On one side, SQL lifers are calling it common sense. “Finally, a single source of truth without learning another weird query language,” cheered one camp, tossing shade at past tools with custom languages. On the other, veterans of BI wars rolled their eyes: “Isn’t this just OLAP cubes with a fresh coat of paint?” Several joked that we’ve looped back to 1998, now with AI agents that “speak SELECT.” The AI angle split folks further: some love that large language models can query metrics directly; skeptics warn that letting chatbots touch company KPIs sounds like a compliance speedrun.

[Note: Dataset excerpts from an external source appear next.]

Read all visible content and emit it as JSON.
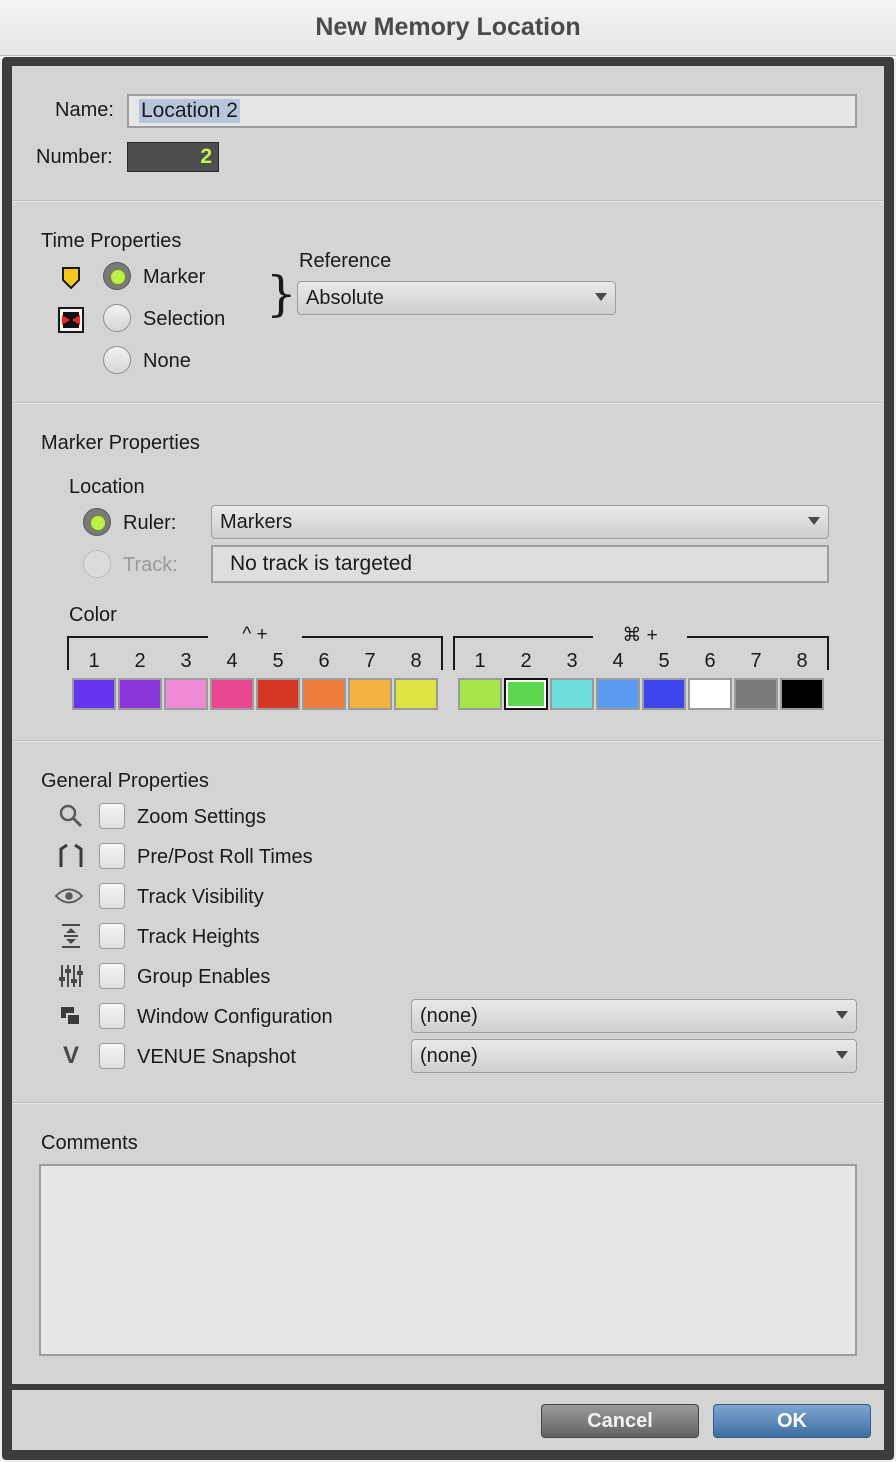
{
  "window": {
    "title": "New Memory Location"
  },
  "name_field": {
    "label": "Name:",
    "value": "Location 2"
  },
  "number_field": {
    "label": "Number:",
    "value": "2"
  },
  "time_properties": {
    "heading": "Time Properties",
    "options": [
      {
        "label": "Marker",
        "selected": true
      },
      {
        "label": "Selection",
        "selected": false
      },
      {
        "label": "None",
        "selected": false
      }
    ],
    "reference_label": "Reference",
    "reference_value": "Absolute",
    "brace": "}"
  },
  "marker_properties": {
    "heading": "Marker Properties",
    "location_label": "Location",
    "ruler_label": "Ruler:",
    "ruler_value": "Markers",
    "track_label": "Track:",
    "track_value": "No track is targeted",
    "color_label": "Color",
    "group1_modifier": "^ +",
    "group2_modifier": "⌘ +",
    "numbers": [
      "1",
      "2",
      "3",
      "4",
      "5",
      "6",
      "7",
      "8"
    ],
    "group1_colors": [
      "#6435f0",
      "#8c35d8",
      "#ee8ad6",
      "#e8468e",
      "#d63626",
      "#ee7c3c",
      "#f4b240",
      "#dee242"
    ],
    "group2_colors": [
      "#a4e448",
      "#5cd64c",
      "#6cdedc",
      "#5c9cf0",
      "#3e44ee",
      "#ffffff",
      "#7a7a7a",
      "#000000"
    ],
    "selected_group": 2,
    "selected_index": 1
  },
  "general_properties": {
    "heading": "General Properties",
    "items": [
      {
        "label": "Zoom Settings",
        "icon": "magnifier-icon"
      },
      {
        "label": "Pre/Post Roll Times",
        "icon": "preroll-icon"
      },
      {
        "label": "Track Visibility",
        "icon": "eye-icon"
      },
      {
        "label": "Track Heights",
        "icon": "track-heights-icon"
      },
      {
        "label": "Group Enables",
        "icon": "faders-icon"
      },
      {
        "label": "Window Configuration",
        "icon": "windows-icon"
      },
      {
        "label": "VENUE Snapshot",
        "icon": "venue-icon"
      }
    ],
    "window_config_value": "(none)",
    "venue_value": "(none)",
    "venue_glyph": "V"
  },
  "comments": {
    "heading": "Comments",
    "value": ""
  },
  "buttons": {
    "cancel": "Cancel",
    "ok": "OK"
  }
}
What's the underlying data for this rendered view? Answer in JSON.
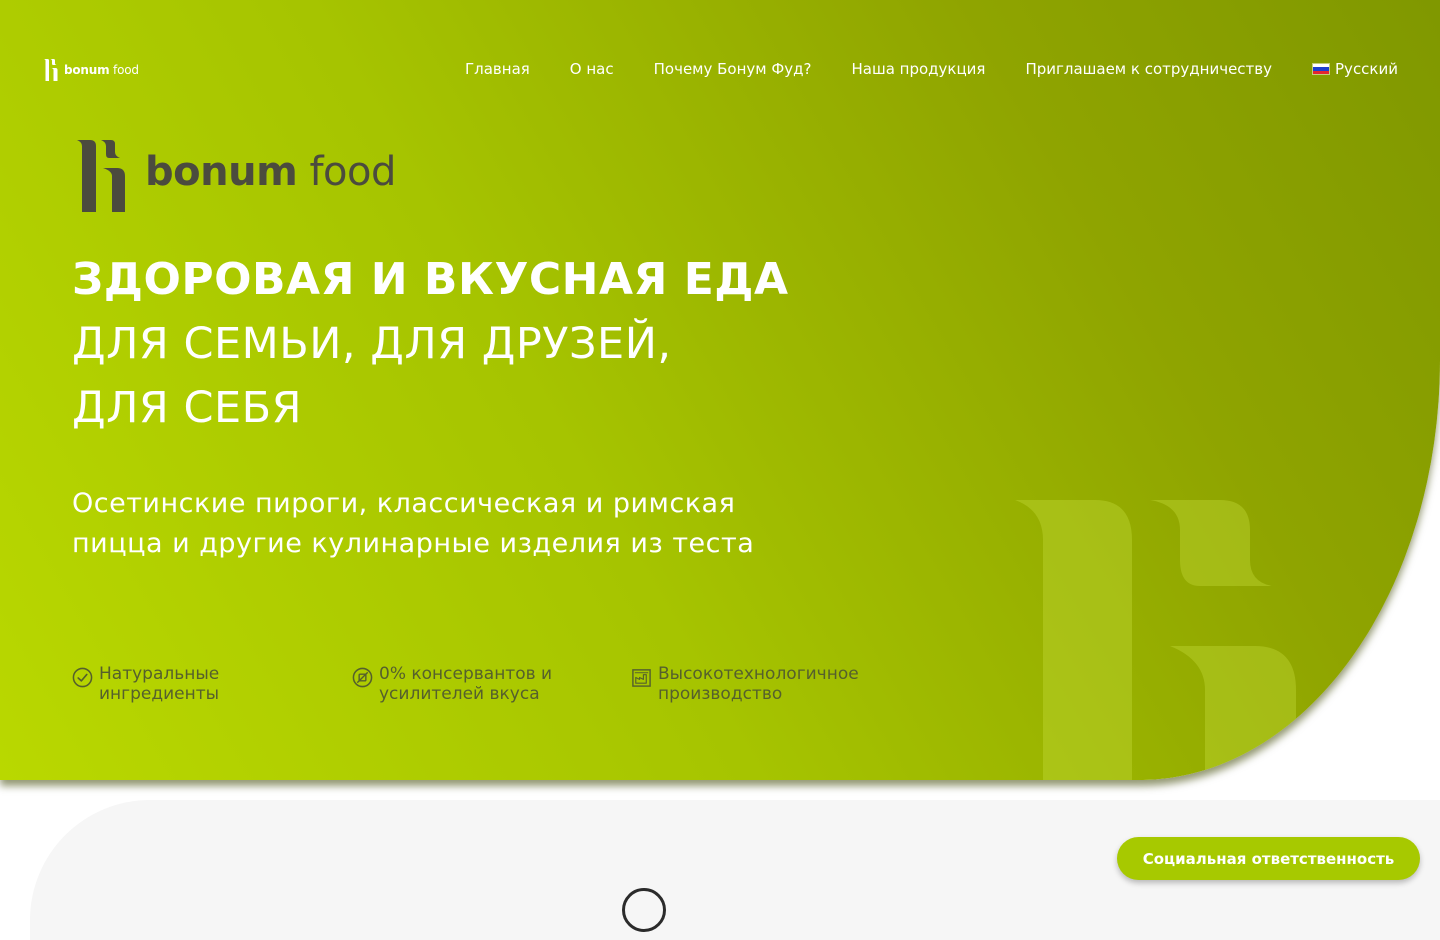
{
  "brand": {
    "name_bold": "bonum",
    "name_light": " food"
  },
  "nav": {
    "items": [
      {
        "label": "Главная"
      },
      {
        "label": "О нас"
      },
      {
        "label": "Почему Бонум Фуд?"
      },
      {
        "label": "Наша продукция"
      },
      {
        "label": "Приглашаем к сотрудничеству"
      }
    ],
    "language": "Русский"
  },
  "hero": {
    "headline_line1": "ЗДОРОВАЯ И ВКУСНАЯ ЕДА",
    "headline_line2": "ДЛЯ СЕМЬИ, ДЛЯ ДРУЗЕЙ,",
    "headline_line3": "ДЛЯ СЕБЯ",
    "lead": "Осетинские пироги, классическая и римская пицца и другие кулинарные изделия из теста",
    "features": [
      {
        "icon": "check-circle-icon",
        "label": "Натуральные ингредиенты"
      },
      {
        "icon": "no-additives-icon",
        "label": "0% консервантов и усилителей вкуса"
      },
      {
        "icon": "factory-icon",
        "label": "Высокотехнологичное производство"
      }
    ]
  },
  "cta": {
    "label": "Социальная ответственность"
  },
  "colors": {
    "accent": "#a7c900",
    "gradient_start": "#b9d800",
    "gradient_end": "#809800",
    "logo_dark": "#4b4b3e",
    "feature_text": "#55602c"
  }
}
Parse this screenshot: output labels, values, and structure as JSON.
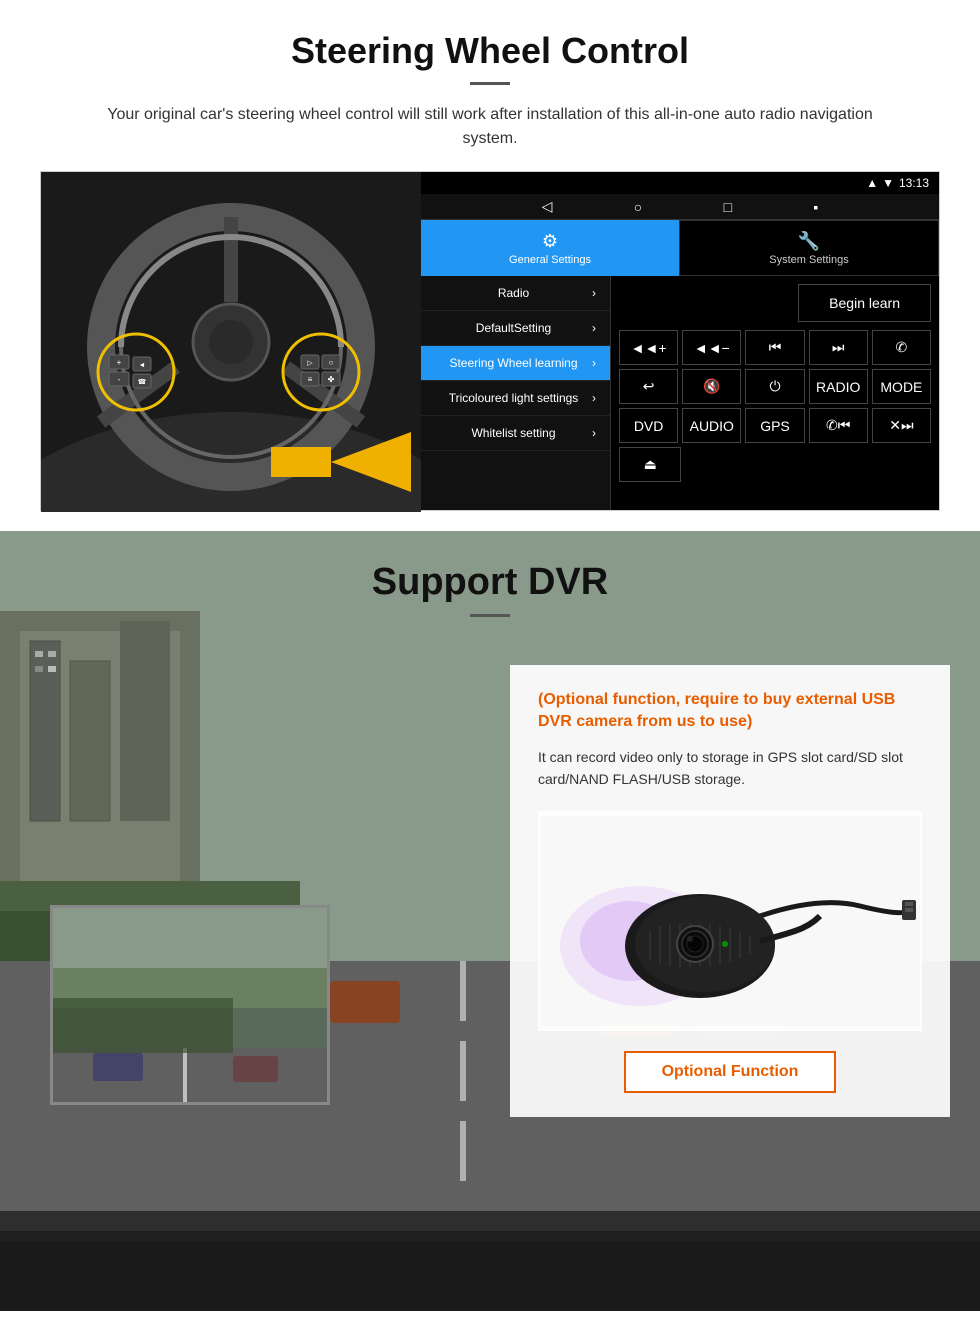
{
  "page": {
    "section1": {
      "title": "Steering Wheel Control",
      "subtitle": "Your original car's steering wheel control will still work after installation of this all-in-one auto radio navigation system.",
      "status_bar": {
        "time": "13:13",
        "icons": [
          "wifi",
          "signal",
          "battery"
        ]
      },
      "nav_icons": [
        "◁",
        "○",
        "□",
        "▪"
      ],
      "tabs": [
        {
          "icon": "⚙",
          "label": "General Settings",
          "active": true
        },
        {
          "icon": "🔧",
          "label": "System Settings",
          "active": false
        }
      ],
      "menu_items": [
        {
          "label": "Radio",
          "active": false
        },
        {
          "label": "DefaultSetting",
          "active": false
        },
        {
          "label": "Steering Wheel learning",
          "active": true
        },
        {
          "label": "Tricoloured light settings",
          "active": false
        },
        {
          "label": "Whitelist setting",
          "active": false
        }
      ],
      "begin_learn_label": "Begin learn",
      "control_buttons_row1": [
        {
          "icon": "◄◄+",
          "label": "vol_up"
        },
        {
          "icon": "◄◄-",
          "label": "vol_down"
        },
        {
          "icon": "◄◄",
          "label": "prev"
        },
        {
          "icon": "▶▶",
          "label": "next"
        },
        {
          "icon": "✆",
          "label": "call"
        }
      ],
      "control_buttons_row2": [
        {
          "icon": "↩",
          "label": "back"
        },
        {
          "icon": "◄◄×",
          "label": "mute"
        },
        {
          "icon": "⏻",
          "label": "power"
        },
        {
          "icon": "RADIO",
          "label": "radio"
        },
        {
          "icon": "MODE",
          "label": "mode"
        }
      ],
      "control_buttons_row3": [
        {
          "icon": "DVD",
          "label": "dvd"
        },
        {
          "icon": "AUDIO",
          "label": "audio"
        },
        {
          "icon": "GPS",
          "label": "gps"
        },
        {
          "icon": "✆◄◄",
          "label": "tel_prev"
        },
        {
          "icon": "✕▶▶",
          "label": "tel_next"
        }
      ],
      "control_buttons_row4": [
        {
          "icon": "⏏",
          "label": "eject"
        }
      ]
    },
    "section2": {
      "title": "Support DVR",
      "optional_text": "(Optional function, require to buy external USB DVR camera from us to use)",
      "description": "It can record video only to storage in GPS slot card/SD slot card/NAND FLASH/USB storage.",
      "optional_function_label": "Optional Function"
    }
  }
}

Memes flew: “LookML with vibes,” “SQL is the new English for robots,” and “my CEO’s favorite metric is ‘vibes per quarter’.” Meanwhile, a quieter middle asked for benchmarks and proof that this is faster and not just prettier. Buckle up — the metric wars are back, and they’re bilingual in SQL and sarcasm. Read more on Rill’s blog and Julian Hyde’s SQL world via Apache Calcite
Key Points
- •Rill built a SQL-based semantic layer (Metrics SQL) that treats metrics as first-class objects.
- •The approach aims to eliminate metric definition drift by using a single governed definition resolved via SQL.
- •The article critiques prior metric layers that introduced new query languages (e.g., GraphQL, MDX, JSON-over-REST).
- •Julian Hyde’s call for first-class SQL measures influenced Rill’s metrics-first design.
- •Rill defines metrics as aggregate measures in a dimensional context, enabling governance, security enforcement, and SQL-driven performance optimizations.